How a force that’s hard to name, but which we all feel, is reshaping what it means to be human

In Against the Machine, “furiously gifted” (The Washington Post) novelist, poet, and essayist Paul Kingsnorth presents a wholly original―and terrifying―account of the technological-cultural matrix enveloping all of us. With insight into the spiritual and economic roots of techno-capitalism, Kingsnorth reveals how the Machine, in the name of progress, has choked Western civilization, is destroying the Earth itself, and is reshaping us in its image. From the First Industrial Revolution to the rise of artificial intelligence, he shows how the hollowing out of humanity has been a long game―and how your very soul is at stake.
It takes effort to remain truly human in the age of the Machine. Here Kingsnorth reminds us what humanity requires: a healthy suspicion of entrenched power; connection to land, nature and heritage; and a deep attention to matters of the spirit. Prophetic and poetic, Against the Machine is a spiritual manual for dissidents in the technological age. This title will be released on September 23, 2025.
Three decades of work finally comes together:
Above, you can see an interview with me that was recorded three years ago, when I was in the thick of writing the essays that would become this book, and also when I was in the thick of my facial hair. Perhaps I might not say everything in quite the same way now (or perhaps I would: it’s hard to know until the camera starts rolling) but this is a good enough distillation of the story I’m trying to tell. If you don’t want to buy a 300-page book, you can just watch this instead. Or you can do both, which of course is strongly encouraged.
My main emotion today is probably relief. I’ve said before that this book, at least in terms of my non-fiction work, is in some ways my magnum opus. It’s a distillation of all the themes that have obsessed me since I was a naive young road protester in the early 1990s.
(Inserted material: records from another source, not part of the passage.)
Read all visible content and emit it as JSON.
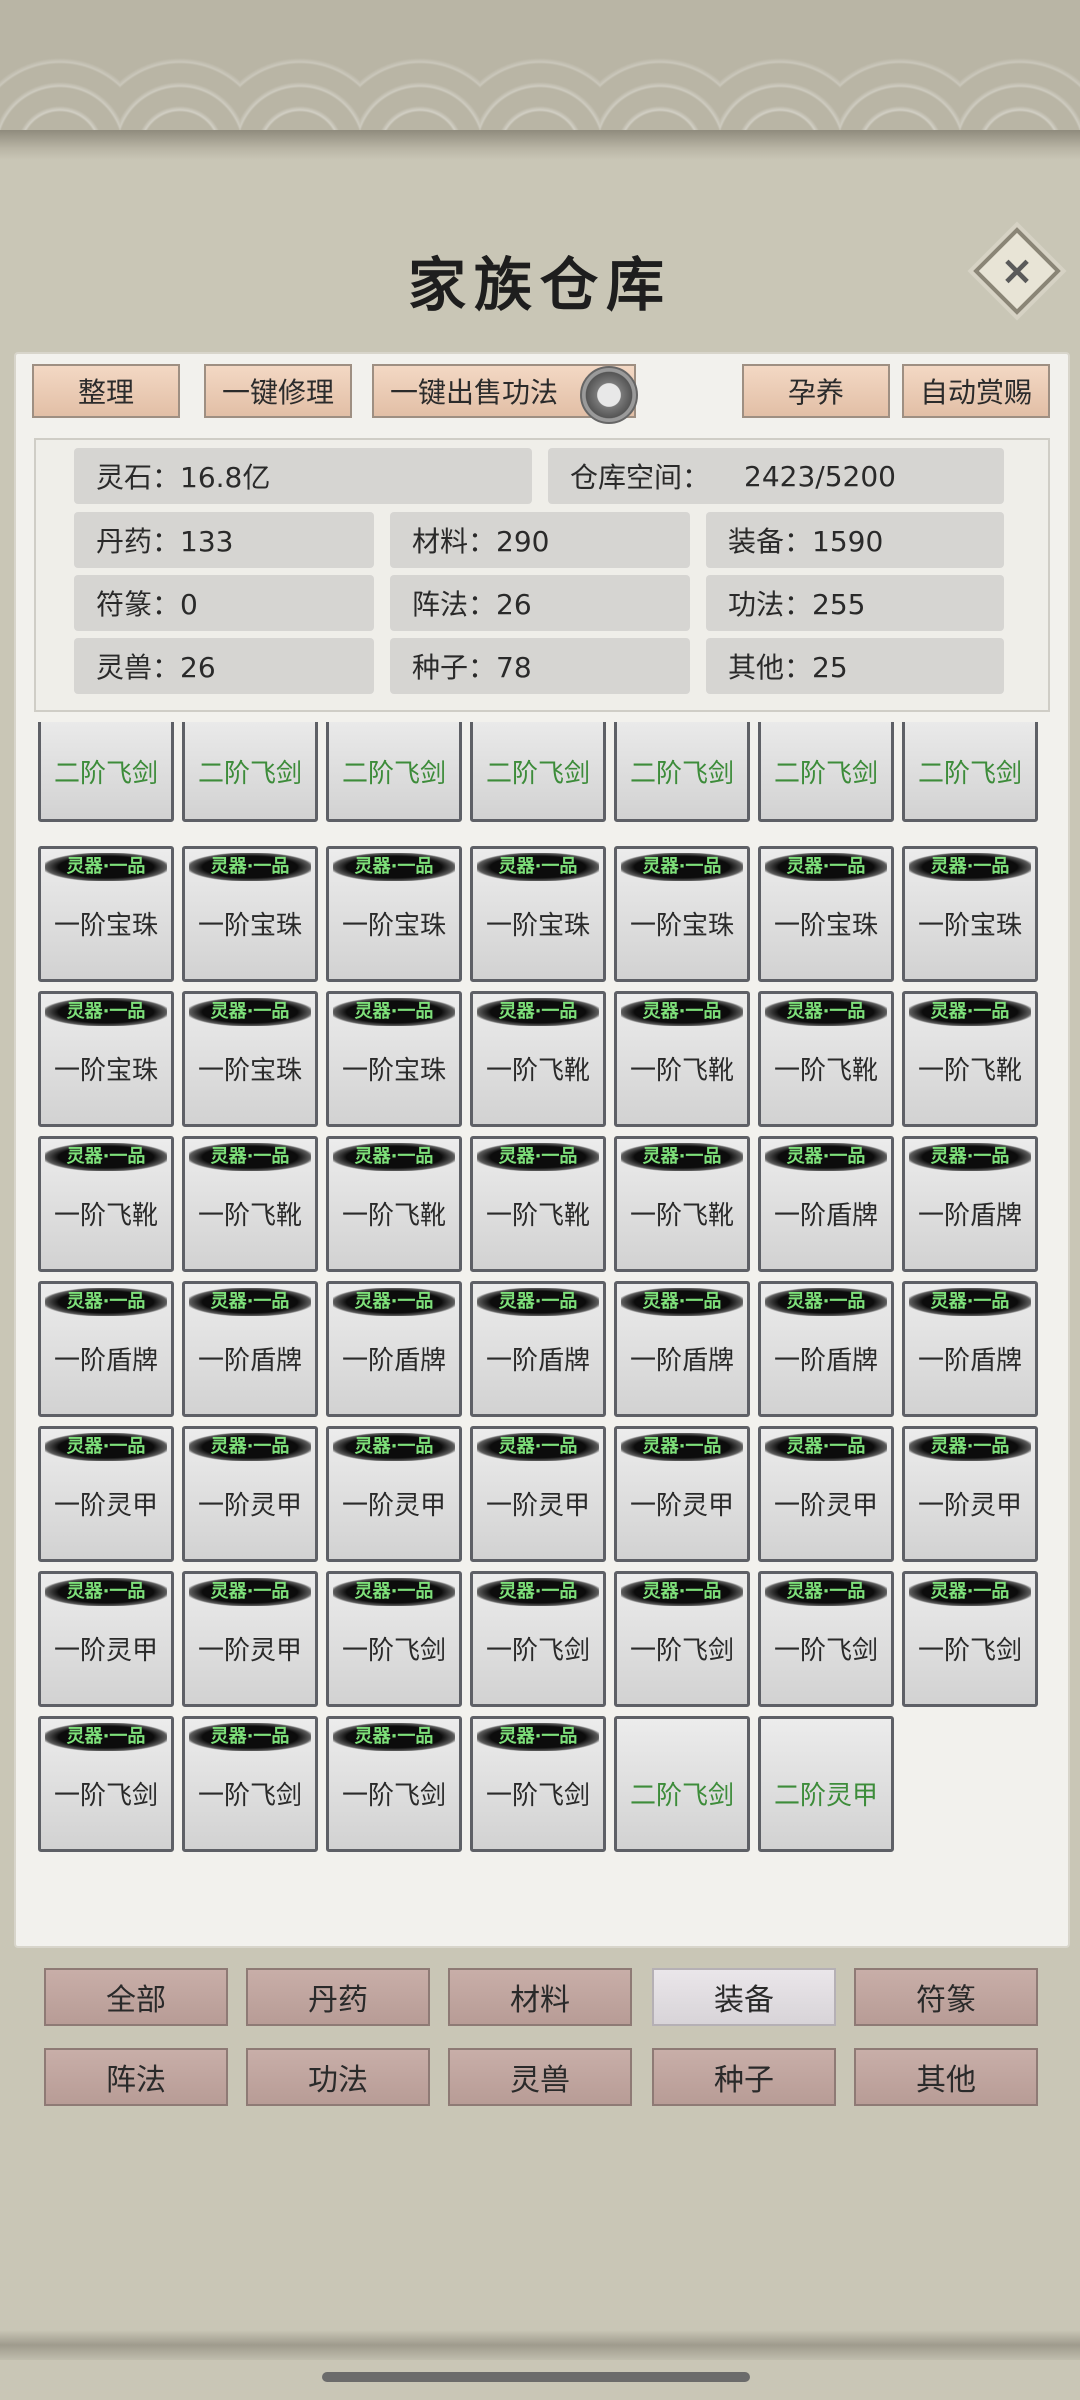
{
  "header": {
    "title": "家族仓库",
    "close_icon": "×"
  },
  "toolbar": {
    "sort": "整理",
    "repair_all": "一键修理",
    "sell_skills": "一键出售功法",
    "nurture": "孕养",
    "auto_reward": "自动赏赐"
  },
  "stats": {
    "spirit_stone": "灵石：16.8亿",
    "storage_label": "仓库空间：",
    "storage_value": "2423/5200",
    "pills": "丹药：133",
    "materials": "材料：290",
    "equipment": "装备：1590",
    "talismans": "符篆：0",
    "formations": "阵法：26",
    "skills": "功法：255",
    "beasts": "灵兽：26",
    "seeds": "种子：78",
    "others": "其他：25"
  },
  "items": [
    {
      "tag": "",
      "name": "二阶飞剑",
      "tier": 2
    },
    {
      "tag": "",
      "name": "二阶飞剑",
      "tier": 2
    },
    {
      "tag": "",
      "name": "二阶飞剑",
      "tier": 2
    },
    {
      "tag": "",
      "name": "二阶飞剑",
      "tier": 2
    },
    {
      "tag": "",
      "name": "二阶飞剑",
      "tier": 2
    },
    {
      "tag": "",
      "name": "二阶飞剑",
      "tier": 2
    },
    {
      "tag": "",
      "name": "二阶飞剑",
      "tier": 2
    },
    {
      "tag": "灵器·一品",
      "name": "一阶宝珠",
      "tier": 1
    },
    {
      "tag": "灵器·一品",
      "name": "一阶宝珠",
      "tier": 1
    },
    {
      "tag": "灵器·一品",
      "name": "一阶宝珠",
      "tier": 1
    },
    {
      "tag": "灵器·一品",
      "name": "一阶宝珠",
      "tier": 1
    },
    {
      "tag": "灵器·一品",
      "name": "一阶宝珠",
      "tier": 1
    },
    {
      "tag": "灵器·一品",
      "name": "一阶宝珠",
      "tier": 1
    },
    {
      "tag": "灵器·一品",
      "name": "一阶宝珠",
      "tier": 1
    },
    {
      "tag": "灵器·一品",
      "name": "一阶宝珠",
      "tier": 1
    },
    {
      "tag": "灵器·一品",
      "name": "一阶宝珠",
      "tier": 1
    },
    {
      "tag": "灵器·一品",
      "name": "一阶宝珠",
      "tier": 1
    },
    {
      "tag": "灵器·一品",
      "name": "一阶飞靴",
      "tier": 1
    },
    {
      "tag": "灵器·一品",
      "name": "一阶飞靴",
      "tier": 1
    },
    {
      "tag": "灵器·一品",
      "name": "一阶飞靴",
      "tier": 1
    },
    {
      "tag": "灵器·一品",
      "name": "一阶飞靴",
      "tier": 1
    },
    {
      "tag": "灵器·一品",
      "name": "一阶飞靴",
      "tier": 1
    },
    {
      "tag": "灵器·一品",
      "name": "一阶飞靴",
      "tier": 1
    },
    {
      "tag": "灵器·一品",
      "name": "一阶飞靴",
      "tier": 1
    },
    {
      "tag": "灵器·一品",
      "name": "一阶飞靴",
      "tier": 1
    },
    {
      "tag": "灵器·一品",
      "name": "一阶飞靴",
      "tier": 1
    },
    {
      "tag": "灵器·一品",
      "name": "一阶盾牌",
      "tier": 1
    },
    {
      "tag": "灵器·一品",
      "name": "一阶盾牌",
      "tier": 1
    },
    {
      "tag": "灵器·一品",
      "name": "一阶盾牌",
      "tier": 1
    },
    {
      "tag": "灵器·一品",
      "name": "一阶盾牌",
      "tier": 1
    },
    {
      "tag": "灵器·一品",
      "name": "一阶盾牌",
      "tier": 1
    },
    {
      "tag": "灵器·一品",
      "name": "一阶盾牌",
      "tier": 1
    },
    {
      "tag": "灵器·一品",
      "name": "一阶盾牌",
      "tier": 1
    },
    {
      "tag": "灵器·一品",
      "name": "一阶盾牌",
      "tier": 1
    },
    {
      "tag": "灵器·一品",
      "name": "一阶盾牌",
      "tier": 1
    },
    {
      "tag": "灵器·一品",
      "name": "一阶灵甲",
      "tier": 1
    },
    {
      "tag": "灵器·一品",
      "name": "一阶灵甲",
      "tier": 1
    },
    {
      "tag": "灵器·一品",
      "name": "一阶灵甲",
      "tier": 1
    },
    {
      "tag": "灵器·一品",
      "name": "一阶灵甲",
      "tier": 1
    },
    {
      "tag": "灵器·一品",
      "name": "一阶灵甲",
      "tier": 1
    },
    {
      "tag": "灵器·一品",
      "name": "一阶灵甲",
      "tier": 1
    },
    {
      "tag": "灵器·一品",
      "name": "一阶灵甲",
      "tier": 1
    },
    {
      "tag": "灵器·一品",
      "name": "一阶灵甲",
      "tier": 1
    },
    {
      "tag": "灵器·一品",
      "name": "一阶灵甲",
      "tier": 1
    },
    {
      "tag": "灵器·一品",
      "name": "一阶飞剑",
      "tier": 1
    },
    {
      "tag": "灵器·一品",
      "name": "一阶飞剑",
      "tier": 1
    },
    {
      "tag": "灵器·一品",
      "name": "一阶飞剑",
      "tier": 1
    },
    {
      "tag": "灵器·一品",
      "name": "一阶飞剑",
      "tier": 1
    },
    {
      "tag": "灵器·一品",
      "name": "一阶飞剑",
      "tier": 1
    },
    {
      "tag": "灵器·一品",
      "name": "一阶飞剑",
      "tier": 1
    },
    {
      "tag": "灵器·一品",
      "name": "一阶飞剑",
      "tier": 1
    },
    {
      "tag": "灵器·一品",
      "name": "一阶飞剑",
      "tier": 1
    },
    {
      "tag": "灵器·一品",
      "name": "一阶飞剑",
      "tier": 1
    },
    {
      "tag": "",
      "name": "二阶飞剑",
      "tier": 2
    },
    {
      "tag": "",
      "name": "二阶灵甲",
      "tier": 2
    }
  ],
  "categories": [
    "全部",
    "丹药",
    "材料",
    "装备",
    "符篆",
    "阵法",
    "功法",
    "灵兽",
    "种子",
    "其他"
  ],
  "active_category": "装备"
}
In some ways, much of my life since then, including my spate editing The Ecologist in the late 1990s, my time running the Dark Mountain Project in the 2010s and in much of my freelance writing, has involved trying to work out what was really going on out there, and what I actually thought about it. I asked these questions in many of my previous books, such as One No, Many Yeses, Real England, Uncivilisation and Confessions of a Recovering Environmentalist.
This book draws all those themes together in as cohesive and coherent a way as I can manage. I won’t be writing anything like it again: as far as I’m concerned, this is it for me and the Machine. We’ve been dancing this strange, mutually hostile tango for three decades now, and while some I’m sure of these themes will continue to make an appearance here, there will be no more great non-fiction tomes on the subject from me. I’m over it, as the kids say. I’ve done my best, and this is it. Everything – well, most things – that I want to say about the tightening net that surrounds us is in here. From now on, if anyone asks me about this ‘Machine’, I’m just going to point them to this book.
What comes next? Well, I’ll have more to say on that later in the year after my whirl of book promotional events is over. For now, I just want to want to say thank you to all of the readers who supported this work by subscribing to the Abbey, reading my ramblings, commenting on them, challenging me when I’m wrong, pointing me towards things I should read, and encouraging me to keep going when I felt lost in the weeds. It’s not an exaggeration to say that this book would not have happened without this Substack and its readers, especially those of you who have been with me from the early days – and even more especially, my super-generous Founder Members. Thank you all. I mean it.
And with that, I’m off on the first stop of a three-week American speaking tour. Tonight I’ll be launching the book at a live event at the UnHerd Club in London before heading off to the US. If you can’t make it, you can watch it live here at 7pm UK time (I don’t know if you have to be an UnHerd subscriber to watch, but it doesn’t look like it). Details of all my public events over the next two months can be found here.
If any of you feel inclined to pray for my health and safety along the way, I’d be very grateful. It’ll be a gruelling trip, but hopefully rewarding one. Perhaps I’ll meet some of you on the road.